An article in this week's New England Journal of Medicine on "Health Care Policy in an Age of Austerity" agrees with your concerns. It ends this way: "If we are to slow the rate of growth of health care costs and make both public and private insurance more affordable, dubious reforms like raising Medicare’s eligibility age and reducing the federal share of Medicaid will not suffice. The United States needs systemwide cost control, not budget gimmicks." Budget gimmicks are the politically easy way out. Systemwide cost control takes guts, something our national politics lacks.

Re the questions that Steve raises - I wish that more of the population reflected on the ethics of health care the way you do! We'd be in less of a mess if that were the case.

Your thoughts are totally on target. Anyone who has had a serious illness and looked at their insurance bills can spot wasteful interventions and ridiculously inflated prices immediately. I see the way to go as a two step process. There are huge savings that can be squeezed out of the health sector with either (a) no decrement in health outcomes or (b) improved health, through avoidance of harms that accrue from treatments that offer no benefits. Insofar as doing this doesn't achieve the cost control we need, the next step would be a rational political discussion of rationing. I agree with the rationing perspective you argue for, but we'd need a true national dialogue to establish the values that would guide our rationing priorities. This is what the state of Oregon has done in establishing its "prioritized list" of health care interventions.

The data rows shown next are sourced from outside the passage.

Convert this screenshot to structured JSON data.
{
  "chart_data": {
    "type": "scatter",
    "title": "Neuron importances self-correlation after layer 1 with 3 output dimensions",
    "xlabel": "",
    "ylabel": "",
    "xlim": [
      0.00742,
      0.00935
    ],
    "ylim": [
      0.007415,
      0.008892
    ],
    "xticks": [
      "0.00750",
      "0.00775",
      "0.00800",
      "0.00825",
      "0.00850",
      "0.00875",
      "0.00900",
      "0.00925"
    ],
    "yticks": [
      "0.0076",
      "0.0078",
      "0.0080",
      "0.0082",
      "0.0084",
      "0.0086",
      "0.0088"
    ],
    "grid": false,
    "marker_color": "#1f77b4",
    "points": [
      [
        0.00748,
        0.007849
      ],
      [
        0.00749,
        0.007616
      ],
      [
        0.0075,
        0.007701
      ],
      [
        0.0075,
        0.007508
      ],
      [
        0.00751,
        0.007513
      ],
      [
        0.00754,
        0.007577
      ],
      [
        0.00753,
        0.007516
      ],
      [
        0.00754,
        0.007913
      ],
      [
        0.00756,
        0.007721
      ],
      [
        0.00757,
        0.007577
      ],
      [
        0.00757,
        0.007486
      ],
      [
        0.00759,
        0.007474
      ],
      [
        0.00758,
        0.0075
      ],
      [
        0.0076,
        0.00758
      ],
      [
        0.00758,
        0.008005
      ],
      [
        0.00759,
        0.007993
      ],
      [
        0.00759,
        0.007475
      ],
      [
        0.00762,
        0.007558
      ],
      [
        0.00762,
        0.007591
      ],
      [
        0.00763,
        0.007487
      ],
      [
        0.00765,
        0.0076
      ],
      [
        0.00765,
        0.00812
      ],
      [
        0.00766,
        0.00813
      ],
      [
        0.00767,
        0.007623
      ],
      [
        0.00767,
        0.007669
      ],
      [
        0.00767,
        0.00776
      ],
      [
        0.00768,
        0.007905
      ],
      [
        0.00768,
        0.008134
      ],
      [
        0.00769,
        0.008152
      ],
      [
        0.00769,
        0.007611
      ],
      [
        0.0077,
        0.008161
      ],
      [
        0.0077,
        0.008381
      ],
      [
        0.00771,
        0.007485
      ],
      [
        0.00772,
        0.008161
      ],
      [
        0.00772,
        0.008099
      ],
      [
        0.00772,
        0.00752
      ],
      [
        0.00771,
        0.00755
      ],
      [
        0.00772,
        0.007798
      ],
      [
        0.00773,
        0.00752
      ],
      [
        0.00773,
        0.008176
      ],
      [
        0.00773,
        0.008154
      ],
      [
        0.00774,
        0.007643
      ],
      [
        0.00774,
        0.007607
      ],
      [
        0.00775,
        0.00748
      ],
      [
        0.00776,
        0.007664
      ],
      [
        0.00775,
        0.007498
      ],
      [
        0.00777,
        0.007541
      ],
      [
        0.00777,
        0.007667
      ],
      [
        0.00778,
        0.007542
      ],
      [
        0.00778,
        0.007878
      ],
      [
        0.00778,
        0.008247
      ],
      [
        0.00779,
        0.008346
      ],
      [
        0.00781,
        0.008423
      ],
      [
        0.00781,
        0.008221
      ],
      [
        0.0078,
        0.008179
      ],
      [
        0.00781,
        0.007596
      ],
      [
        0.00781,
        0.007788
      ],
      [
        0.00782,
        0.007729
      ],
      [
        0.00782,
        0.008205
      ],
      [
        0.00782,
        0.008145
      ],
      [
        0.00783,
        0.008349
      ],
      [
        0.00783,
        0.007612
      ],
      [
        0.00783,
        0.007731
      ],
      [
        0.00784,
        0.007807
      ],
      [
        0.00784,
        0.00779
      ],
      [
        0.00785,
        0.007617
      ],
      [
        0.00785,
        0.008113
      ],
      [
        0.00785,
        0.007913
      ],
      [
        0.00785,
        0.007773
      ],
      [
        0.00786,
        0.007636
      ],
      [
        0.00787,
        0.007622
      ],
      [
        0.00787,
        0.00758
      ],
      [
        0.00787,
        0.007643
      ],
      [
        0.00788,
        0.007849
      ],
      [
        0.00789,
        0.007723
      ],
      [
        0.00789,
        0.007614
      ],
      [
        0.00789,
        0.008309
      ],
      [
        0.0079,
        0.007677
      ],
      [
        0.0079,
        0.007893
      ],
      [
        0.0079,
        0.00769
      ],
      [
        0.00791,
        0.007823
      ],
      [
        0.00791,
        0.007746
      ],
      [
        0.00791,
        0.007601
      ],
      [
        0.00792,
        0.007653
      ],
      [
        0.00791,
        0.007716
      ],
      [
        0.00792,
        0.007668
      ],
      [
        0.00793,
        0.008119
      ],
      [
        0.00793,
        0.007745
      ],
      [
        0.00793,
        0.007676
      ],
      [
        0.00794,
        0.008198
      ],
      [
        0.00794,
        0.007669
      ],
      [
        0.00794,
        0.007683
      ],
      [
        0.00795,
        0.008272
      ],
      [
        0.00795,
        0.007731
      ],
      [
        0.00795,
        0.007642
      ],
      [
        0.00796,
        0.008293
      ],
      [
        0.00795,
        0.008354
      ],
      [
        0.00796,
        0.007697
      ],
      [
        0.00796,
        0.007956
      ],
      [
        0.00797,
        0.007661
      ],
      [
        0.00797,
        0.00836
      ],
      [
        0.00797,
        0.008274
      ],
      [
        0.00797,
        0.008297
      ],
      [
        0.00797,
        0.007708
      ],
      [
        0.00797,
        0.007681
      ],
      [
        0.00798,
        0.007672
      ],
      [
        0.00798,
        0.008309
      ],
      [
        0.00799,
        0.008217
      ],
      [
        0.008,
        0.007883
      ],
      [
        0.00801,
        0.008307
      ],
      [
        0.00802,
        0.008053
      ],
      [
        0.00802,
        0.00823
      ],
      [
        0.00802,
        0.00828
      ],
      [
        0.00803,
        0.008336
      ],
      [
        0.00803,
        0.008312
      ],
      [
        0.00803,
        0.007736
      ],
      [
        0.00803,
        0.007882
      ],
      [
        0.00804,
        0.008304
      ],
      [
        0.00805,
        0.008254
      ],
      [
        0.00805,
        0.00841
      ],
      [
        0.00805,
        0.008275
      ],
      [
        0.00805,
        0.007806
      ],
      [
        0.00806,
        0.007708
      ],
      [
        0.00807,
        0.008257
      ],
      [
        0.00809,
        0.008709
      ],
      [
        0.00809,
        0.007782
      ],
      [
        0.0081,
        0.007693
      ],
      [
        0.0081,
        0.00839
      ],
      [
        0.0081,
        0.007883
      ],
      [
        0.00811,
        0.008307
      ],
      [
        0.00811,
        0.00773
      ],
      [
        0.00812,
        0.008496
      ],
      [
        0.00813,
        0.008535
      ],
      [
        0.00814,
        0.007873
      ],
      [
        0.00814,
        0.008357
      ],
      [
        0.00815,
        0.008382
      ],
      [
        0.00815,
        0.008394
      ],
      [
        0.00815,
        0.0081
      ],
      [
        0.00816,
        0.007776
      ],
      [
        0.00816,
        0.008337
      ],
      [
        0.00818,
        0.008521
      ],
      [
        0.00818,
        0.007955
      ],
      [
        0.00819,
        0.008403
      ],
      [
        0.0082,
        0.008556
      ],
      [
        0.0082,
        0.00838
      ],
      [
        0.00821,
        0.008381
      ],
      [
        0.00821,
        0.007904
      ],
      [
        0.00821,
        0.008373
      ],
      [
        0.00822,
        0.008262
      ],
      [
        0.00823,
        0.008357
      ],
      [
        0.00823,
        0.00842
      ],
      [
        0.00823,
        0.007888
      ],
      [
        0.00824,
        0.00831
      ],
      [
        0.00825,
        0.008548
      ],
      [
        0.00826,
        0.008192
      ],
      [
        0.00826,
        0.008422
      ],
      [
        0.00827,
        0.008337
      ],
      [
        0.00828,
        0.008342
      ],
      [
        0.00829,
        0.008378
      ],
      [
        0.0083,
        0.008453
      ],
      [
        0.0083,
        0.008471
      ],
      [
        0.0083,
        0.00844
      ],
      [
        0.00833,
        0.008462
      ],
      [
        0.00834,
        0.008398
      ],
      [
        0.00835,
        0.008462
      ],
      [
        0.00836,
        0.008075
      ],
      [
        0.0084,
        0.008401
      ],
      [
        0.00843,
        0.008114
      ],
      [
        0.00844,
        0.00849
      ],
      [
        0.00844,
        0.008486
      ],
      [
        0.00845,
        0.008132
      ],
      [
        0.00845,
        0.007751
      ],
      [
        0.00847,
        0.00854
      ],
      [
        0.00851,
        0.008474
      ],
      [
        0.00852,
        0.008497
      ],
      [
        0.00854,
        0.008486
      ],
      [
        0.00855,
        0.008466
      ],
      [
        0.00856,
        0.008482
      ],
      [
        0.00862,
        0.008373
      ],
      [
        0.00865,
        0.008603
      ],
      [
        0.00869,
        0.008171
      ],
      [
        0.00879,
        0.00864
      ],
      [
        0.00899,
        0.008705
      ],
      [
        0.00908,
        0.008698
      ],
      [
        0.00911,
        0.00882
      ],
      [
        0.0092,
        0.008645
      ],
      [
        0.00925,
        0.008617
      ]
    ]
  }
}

You might like to browse in the posts under the "Medicare" and "Costs" tabs in my blog - over the years I've written a lot of short posts on the topics you bring up. Two posts that address the questions you raise are here and here.

Again - thank you for your comments!



Mark Elliot said...

I recall how Michael Moore's playful comparative documentary on health care systems (and philosophies) made a point by showing a UK hospital's 'cashier' window. It wasn't where one paid; the costs are covered. It's where some patients received a refund, the narration said. That puts a fine point on the differences.

Jim Sabin said...

Hi Mark -

Thanks for your comment!

I recently took a friend from abroad to a local emergency room. The care he received was excellent, but he and I were both impressed with the intense attention to insurance status and how the bill would be paid. The "wallet biopsy" is an unhappy component of medical visits.

The UK and Canada have to be just as attentive to the finances of the health system as we do. But the way we've done that - through our enormously complex and hard to understand insurance system, creates lots more administrative cost and can create an emotional barrier as well.